It's Not Getting Hot in Here
A low-key day, though I'm still busy with some rush project at the office and--of course--behind schedule.
The weather, I have to say, has been fairly peculiar recently. If memory serves me, it's been much cooler than at the same time last year. The rainy season isn't over yet (it's over when the National Meteorological Agency says it is, apparently). Which is good, not just because it's more comfortable but because that means there's less chance of electricity shortages or even blackouts.
No, seriously. The local electrical utility, the Tokyo Electric Power Corporation (TEPCO) had to shut down--what? 17?--nuclear power plants because of scandal involving faked nuclear plant safety inspection records (I honestly don't remember if it's that they did the inspections and faked the results or just faked the inspections themselves).
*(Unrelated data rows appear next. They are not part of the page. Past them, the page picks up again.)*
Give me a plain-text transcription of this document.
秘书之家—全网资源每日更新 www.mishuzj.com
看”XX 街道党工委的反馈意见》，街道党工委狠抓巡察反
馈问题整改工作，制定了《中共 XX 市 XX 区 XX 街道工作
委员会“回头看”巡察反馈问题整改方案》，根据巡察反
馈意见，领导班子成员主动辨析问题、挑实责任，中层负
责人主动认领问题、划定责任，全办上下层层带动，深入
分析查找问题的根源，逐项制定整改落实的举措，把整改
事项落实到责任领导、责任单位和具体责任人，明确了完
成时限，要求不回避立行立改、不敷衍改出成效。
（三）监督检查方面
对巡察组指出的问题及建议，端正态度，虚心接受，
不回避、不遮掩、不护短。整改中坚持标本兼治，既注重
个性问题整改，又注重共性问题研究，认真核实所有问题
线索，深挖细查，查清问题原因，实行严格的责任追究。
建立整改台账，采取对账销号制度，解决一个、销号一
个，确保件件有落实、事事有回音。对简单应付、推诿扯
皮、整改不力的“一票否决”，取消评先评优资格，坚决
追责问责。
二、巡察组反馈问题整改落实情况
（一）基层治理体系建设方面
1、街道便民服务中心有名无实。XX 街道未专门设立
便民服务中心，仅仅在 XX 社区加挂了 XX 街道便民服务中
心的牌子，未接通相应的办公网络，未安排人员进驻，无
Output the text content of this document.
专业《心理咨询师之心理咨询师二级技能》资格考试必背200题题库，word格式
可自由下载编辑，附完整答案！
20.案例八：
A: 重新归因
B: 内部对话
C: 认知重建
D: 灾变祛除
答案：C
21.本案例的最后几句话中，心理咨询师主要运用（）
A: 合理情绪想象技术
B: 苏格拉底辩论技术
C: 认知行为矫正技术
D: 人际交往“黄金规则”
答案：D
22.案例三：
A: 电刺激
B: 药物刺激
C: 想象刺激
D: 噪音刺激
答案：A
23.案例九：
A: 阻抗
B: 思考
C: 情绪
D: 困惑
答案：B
Until TEPCO inspects, repairs, and certifies those nuke plants and gets them online, they'll be pushing their system to capacity, especially if, when the heat and humidity of summer in Tokyo really hit. Then millions of air conditioners put a massive load on the grid, and suddenly it's like California a few years (though I don't know if they'll be resorting to rolling blackouts).
I don't have air conditioning at home (a fact that boggles the mind of current and former foreign residents of Tokyo I tell this to), so I'm used to living in the heat, but I feel sorry for the poor sods who've come to rely on air conditioning and other mod cons.
(Strangely enough, according to an Daily Yomuri story I read the other day, nursery schools not only do not have air conditioning, it's by deliberate design: Japanese parents apparently feel that if their youngsters don't get used to the heat of summer, they'll grow up unable to sweat. I'm not sure if that last part is literally true or even believed to be literally true, but it makes a certain degree of sense to me: if I had a young child, I'd certainly want that child to become accustomed to the elements as they are and not coddled behind walls enclosing machine-processed cold and dry air. The point of the story, by the way, was that some parents wanted schools to install cool (or at least cooler) rooms in case the heat becomes really bad. The schools are taking these concerns under advisement.)